- Location of Bora in Tigray (Ethiopia)
- Location: Bora (Tigrinya: ቦራ), Tigray Region, Ethiopia
- Date: 8 January 2021
- Target: Tigrayans
- Attack type: Mass killing; Ethnic cleansing;
- Deaths: 187 civilians
- Perpetrators: Ethiopian National Defence Force

= Bora massacre =

Massacre in Bora, Southern Tigray as part of Tigray war

The Bora massacre was a mass extrajudicial killing that took place in Bora in the Tigray Region of Ethiopia during the Tigray War, on 8 January 2021, with aftermath killings that continued up to 10 January. Bora is the capital town of woreda Bora-Selewa, Southern zone of Tigray.

==Massacre==
A skirmish occurred between the TDF and ENDF on the morning of 8 January in the Ajale mountains, about 16 kilometres northeast of Bora. After the fighting, soldiers descended upon Bora.

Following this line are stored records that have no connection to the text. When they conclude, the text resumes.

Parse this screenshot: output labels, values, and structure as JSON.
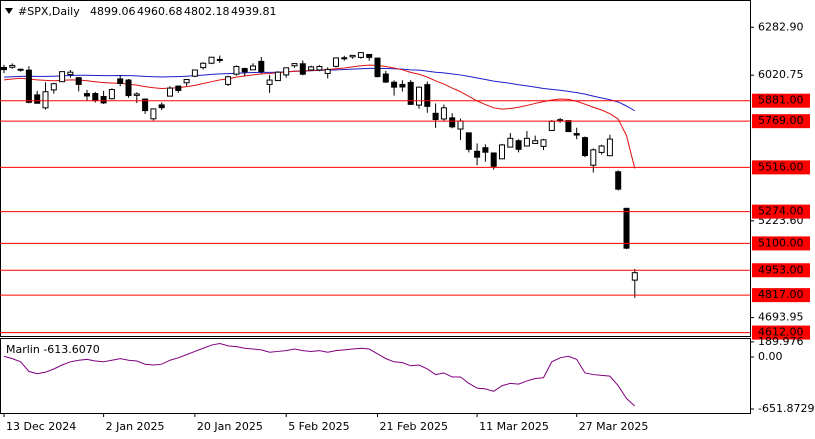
{
  "chart_data": [
    {
      "type": "candlestick",
      "title": "#SPX,Daily",
      "header_values": [
        4899.06,
        4960.68,
        4802.18,
        4939.81
      ],
      "categories": [
        "13 Dec 2024",
        null,
        null,
        null,
        null,
        null,
        null,
        null,
        null,
        null,
        null,
        null,
        "2 Jan 2025",
        null,
        null,
        null,
        null,
        null,
        null,
        null,
        null,
        null,
        null,
        "20 Jan 2025",
        null,
        null,
        null,
        null,
        null,
        null,
        null,
        null,
        null,
        null,
        "5 Feb 2025",
        null,
        null,
        null,
        null,
        null,
        null,
        null,
        null,
        null,
        null,
        "21 Feb 2025",
        null,
        null,
        null,
        null,
        null,
        null,
        null,
        null,
        null,
        null,
        null,
        "11 Mar 2025",
        null,
        null,
        null,
        null,
        null,
        null,
        null,
        null,
        null,
        null,
        null,
        "27 Mar 2025",
        null,
        null,
        null,
        null,
        null,
        null,
        null
      ],
      "open": [
        6063,
        6064,
        6053,
        6048,
        5913,
        5842,
        5940,
        5985,
        6024,
        6007,
        5920,
        5920,
        5904,
        5892,
        6000,
        5994,
        5910,
        5890,
        5782,
        5858,
        5906,
        5961,
        5979,
        6015,
        6062,
        6086,
        6107,
        5970,
        6026,
        6057,
        6050,
        6096,
        5970,
        5991,
        6022,
        6072,
        6083,
        6049,
        6049,
        6030,
        6069,
        6116,
        6121,
        6118,
        6134,
        6114,
        6027,
        5982,
        5970,
        5981,
        5857,
        5969,
        5812,
        5781,
        5787,
        5726,
        5705,
        5604,
        5624,
        5595,
        5563,
        5627,
        5662,
        5633,
        5647,
        5631,
        5718,
        5776,
        5772,
        5701,
        5679,
        5528,
        5598,
        5580,
        5492,
        5292,
        4899.06
      ],
      "high": [
        6078,
        6085,
        6057,
        6070,
        5935,
        5982,
        5978,
        6040,
        6049,
        6007,
        5940,
        5929,
        5935,
        5949,
        6021,
        6000,
        5927,
        5890,
        5838,
        5872,
        5960,
        5964,
        6000,
        6051,
        6091,
        6119,
        6128,
        6018,
        6074,
        6062,
        6086,
        6120,
        6022,
        6042,
        6062,
        6085,
        6101,
        6073,
        6076,
        6064,
        6118,
        6127,
        6129,
        6147,
        6134,
        6116,
        6044,
        5992,
        5993,
        5994,
        5959,
        5986,
        5866,
        5860,
        5812,
        5783,
        5705,
        5647,
        5642,
        5597,
        5645,
        5704,
        5670,
        5715,
        5690,
        5672,
        5775,
        5786,
        5773,
        5733,
        5685,
        5620,
        5640,
        5695,
        5500,
        5292,
        4960.68
      ],
      "low": [
        6032,
        6056,
        6040,
        5867,
        5865,
        5832,
        5920,
        5983,
        6007,
        5932,
        5880,
        5871,
        5863,
        5888,
        5960,
        5897,
        5868,
        5809,
        5773,
        5830,
        5905,
        5924,
        5962,
        6010,
        6052,
        6081,
        6088,
        5962,
        6018,
        6016,
        6050,
        6030,
        5924,
        5990,
        6007,
        6061,
        6020,
        6048,
        6042,
        6003,
        6063,
        6100,
        6111,
        6111,
        6100,
        6008,
        5978,
        5909,
        5931,
        5858,
        5837,
        5815,
        5732,
        5771,
        5730,
        5666,
        5598,
        5528,
        5547,
        5504,
        5563,
        5627,
        5598,
        5632,
        5647,
        5611,
        5718,
        5760,
        5710,
        5670,
        5572,
        5488,
        5586,
        5578,
        5390,
        5069,
        4802.18
      ],
      "close": [
        6051,
        6074,
        6050,
        5872,
        5867,
        5930,
        5974,
        6040,
        6037,
        5970,
        5907,
        5882,
        5869,
        5942,
        5975,
        5909,
        5918,
        5827,
        5836,
        5843,
        5950,
        5937,
        5997,
        6049,
        6086,
        6119,
        6101,
        6012,
        6068,
        6039,
        6071,
        6041,
        5994,
        6037,
        6061,
        6084,
        6026,
        6066,
        6068,
        6052,
        6115,
        6115,
        6129,
        6144,
        6118,
        6013,
        5983,
        5955,
        5956,
        5861,
        5955,
        5850,
        5778,
        5842,
        5738,
        5770,
        5615,
        5572,
        5599,
        5522,
        5639,
        5675,
        5615,
        5675,
        5662,
        5667,
        5768,
        5777,
        5712,
        5693,
        5581,
        5612,
        5633,
        5671,
        5397,
        5074,
        4939.81
      ],
      "up_color": "#ffffff",
      "down_color": "#000000",
      "series": [
        {
          "color": "#1c1cc8",
          "values": [
            6010,
            6012,
            6014,
            6015,
            6014,
            6014,
            6015,
            6017,
            6019,
            6020,
            6020,
            6019,
            6018,
            6018,
            6019,
            6018,
            6017,
            6014,
            6012,
            6011,
            6012,
            6013,
            6015,
            6018,
            6021,
            6025,
            6028,
            6029,
            6031,
            6033,
            6035,
            6036,
            6036,
            6037,
            6039,
            6042,
            6043,
            6045,
            6047,
            6048,
            6050,
            6052,
            6054,
            6056,
            6058,
            6058,
            6057,
            6056,
            6054,
            6050,
            6048,
            6043,
            6037,
            6033,
            6027,
            6022,
            6014,
            6005,
            5997,
            5988,
            5982,
            5976,
            5968,
            5962,
            5955,
            5948,
            5943,
            5938,
            5932,
            5925,
            5917,
            5906,
            5896,
            5886,
            5874,
            5852,
            5826
          ]
        },
        {
          "color": "#e01010",
          "values": [
            5995,
            6000,
            6004,
            6000,
            5995,
            5992,
            5990,
            5992,
            5995,
            5994,
            5990,
            5985,
            5980,
            5978,
            5976,
            5972,
            5966,
            5958,
            5952,
            5948,
            5950,
            5952,
            5958,
            5965,
            5975,
            5985,
            5995,
            6000,
            6010,
            6016,
            6022,
            6028,
            6030,
            6034,
            6038,
            6042,
            6044,
            6046,
            6048,
            6051,
            6056,
            6060,
            6066,
            6072,
            6076,
            6074,
            6068,
            6060,
            6050,
            6036,
            6026,
            6010,
            5990,
            5972,
            5950,
            5930,
            5905,
            5880,
            5860,
            5842,
            5835,
            5838,
            5845,
            5855,
            5866,
            5876,
            5885,
            5890,
            5888,
            5878,
            5862,
            5845,
            5830,
            5810,
            5780,
            5690,
            5510
          ]
        }
      ],
      "levels": [
        {
          "value": 5881,
          "label": "5881.00"
        },
        {
          "value": 5769,
          "label": "5769.00"
        },
        {
          "value": 5516,
          "label": "5516.00"
        },
        {
          "value": 5274,
          "label": "5274.00"
        },
        {
          "value": 5100,
          "label": "5100.00"
        },
        {
          "value": 4953,
          "label": "4953.00"
        },
        {
          "value": 4817,
          "label": "4817.00"
        },
        {
          "value": 4612,
          "label": "4612.00"
        }
      ],
      "level_color": "#ff0000",
      "ylim": [
        4593.3,
        6426.6
      ],
      "yticks": [
        {
          "value": 6282.9,
          "label": "6282.90"
        },
        6020.75,
        {
          "value": 5223.6,
          "label": "5223.60"
        },
        4693.95
      ]
    },
    {
      "type": "line",
      "title": "Marlin -613.6070",
      "series": [
        {
          "color": "#800080",
          "values": [
            10,
            -20,
            -60,
            -180,
            -210,
            -190,
            -150,
            -100,
            -60,
            -40,
            -30,
            -50,
            -60,
            -40,
            -20,
            -40,
            -50,
            -90,
            -100,
            -90,
            -40,
            -10,
            30,
            70,
            110,
            150,
            170,
            140,
            130,
            110,
            100,
            90,
            60,
            70,
            80,
            100,
            80,
            70,
            80,
            60,
            80,
            90,
            100,
            110,
            100,
            40,
            -20,
            -60,
            -70,
            -110,
            -100,
            -150,
            -220,
            -200,
            -250,
            -250,
            -330,
            -390,
            -400,
            -430,
            -360,
            -330,
            -340,
            -300,
            -270,
            -260,
            -60,
            -10,
            10,
            -30,
            -200,
            -220,
            -230,
            -240,
            -360,
            -520,
            -613.607
          ]
        }
      ],
      "ylim": [
        -702,
        226
      ],
      "yticks": [
        189.976,
        {
          "value": 0,
          "label": "0.00"
        },
        -651.8729
      ]
    }
  ]
}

A massacre by the Ethiopian National Defense Force (ENDF) then took place, in which the ENDF killed from 70 to 170 civilians in Bora on 8-10 January 2021. Soldiers went house to house in Bora and carried out the executions. After the killing, the soldiers stopped families from taking their dead. Burials were only permitted two days later; one person buried 26 corpses in the graveyard of the Abune Aregawi Church. The executions mostly took the form of removing a man from his house, making him kneel, and shooting him in the head. In the aftermath, the killing spree reached nearby villages Adi Shegla, Chamela and Chelena.

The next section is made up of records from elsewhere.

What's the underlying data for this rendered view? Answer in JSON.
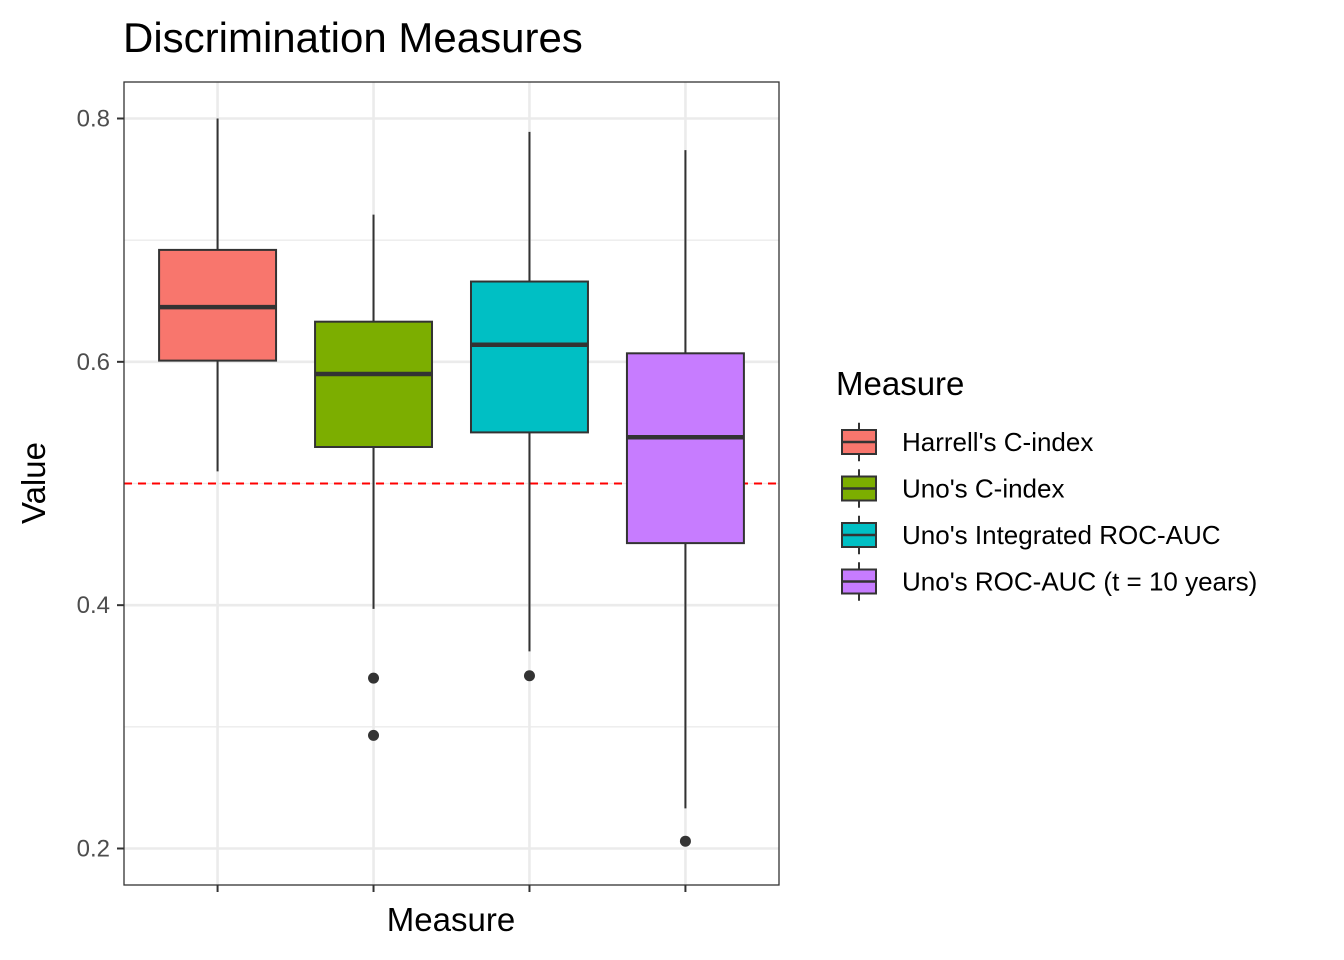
{
  "chart_data": {
    "type": "box",
    "title": "Discrimination Measures",
    "xlabel": "Measure",
    "ylabel": "Value",
    "ylim": [
      0.17,
      0.83
    ],
    "yticks": [
      0.2,
      0.4,
      0.6,
      0.8
    ],
    "ytick_labels": [
      "0.2",
      "0.4",
      "0.6",
      "0.8"
    ],
    "grid": true,
    "reference_line": {
      "y": 0.5,
      "color": "#ff0000",
      "style": "dashed"
    },
    "legend": {
      "title": "Measure",
      "placement": "right"
    },
    "series": [
      {
        "name": "Harrell's C-index",
        "color": "#F8766D",
        "whisker_low": 0.51,
        "q1": 0.601,
        "median": 0.645,
        "q3": 0.692,
        "whisker_high": 0.8,
        "outliers": []
      },
      {
        "name": "Uno's C-index",
        "color": "#7CAE00",
        "whisker_low": 0.397,
        "q1": 0.53,
        "median": 0.59,
        "q3": 0.633,
        "whisker_high": 0.721,
        "outliers": [
          0.34,
          0.293
        ]
      },
      {
        "name": "Uno's Integrated ROC-AUC",
        "color": "#00BFC4",
        "whisker_low": 0.362,
        "q1": 0.542,
        "median": 0.614,
        "q3": 0.666,
        "whisker_high": 0.789,
        "outliers": [
          0.342
        ]
      },
      {
        "name": "Uno's ROC-AUC (t = 10 years)",
        "color": "#C77CFF",
        "whisker_low": 0.233,
        "q1": 0.451,
        "median": 0.538,
        "q3": 0.607,
        "whisker_high": 0.774,
        "outliers": [
          0.206
        ]
      }
    ]
  }
}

A mother testified to the EHRC–OHCHR Tigray investigation that her son was executed in the 8 January massacre for being a suspected TPLF fighter.

==Perpetrators==
Survivors interpreted the identity of the perpetrators as Ethiopian soldiers.

==Victims==
The “Tigray: Atlas of the humanitarian situation” mentions 187 victims, of which 64 have been identified.

==Reactions==
The "Tigray: Atlas of the humanitarian situation", that documented this massacre received international media attention, particularly with regard to its Annex A, which includes the Bora massacre.

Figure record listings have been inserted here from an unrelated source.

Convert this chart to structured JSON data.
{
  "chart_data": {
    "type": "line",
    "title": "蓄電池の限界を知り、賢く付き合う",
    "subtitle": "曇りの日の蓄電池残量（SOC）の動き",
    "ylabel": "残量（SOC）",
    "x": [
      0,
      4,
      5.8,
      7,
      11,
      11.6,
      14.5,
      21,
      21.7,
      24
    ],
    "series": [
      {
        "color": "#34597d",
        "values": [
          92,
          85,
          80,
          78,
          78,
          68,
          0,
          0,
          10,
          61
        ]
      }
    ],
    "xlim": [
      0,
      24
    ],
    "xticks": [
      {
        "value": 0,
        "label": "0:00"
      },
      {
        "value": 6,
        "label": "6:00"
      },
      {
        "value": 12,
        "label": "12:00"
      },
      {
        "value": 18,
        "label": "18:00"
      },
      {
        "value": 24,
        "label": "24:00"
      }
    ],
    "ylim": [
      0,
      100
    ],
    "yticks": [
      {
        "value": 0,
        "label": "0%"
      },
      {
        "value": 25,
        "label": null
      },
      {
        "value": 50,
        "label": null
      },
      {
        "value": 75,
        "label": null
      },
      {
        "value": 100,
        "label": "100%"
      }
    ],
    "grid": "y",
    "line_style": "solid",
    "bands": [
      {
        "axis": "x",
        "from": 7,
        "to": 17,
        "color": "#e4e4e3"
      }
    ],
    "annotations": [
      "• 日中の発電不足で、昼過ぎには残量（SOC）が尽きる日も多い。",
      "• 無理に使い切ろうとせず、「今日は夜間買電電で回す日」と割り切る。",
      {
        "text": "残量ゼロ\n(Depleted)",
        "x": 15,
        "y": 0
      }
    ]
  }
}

Mulu Nega, the chief executive of Tigray's transitional government, and Daniel Bekele, head of the Ethiopian Human Rights Commission (EHRC), did not respond to LA Times' requests for comment. After months of denial by the Ethiopian authorities that massacres occurred in Tigray, the EHRC–OHCHR Tigray investigation was announced in March 2021, and published its report on 3 November 2021.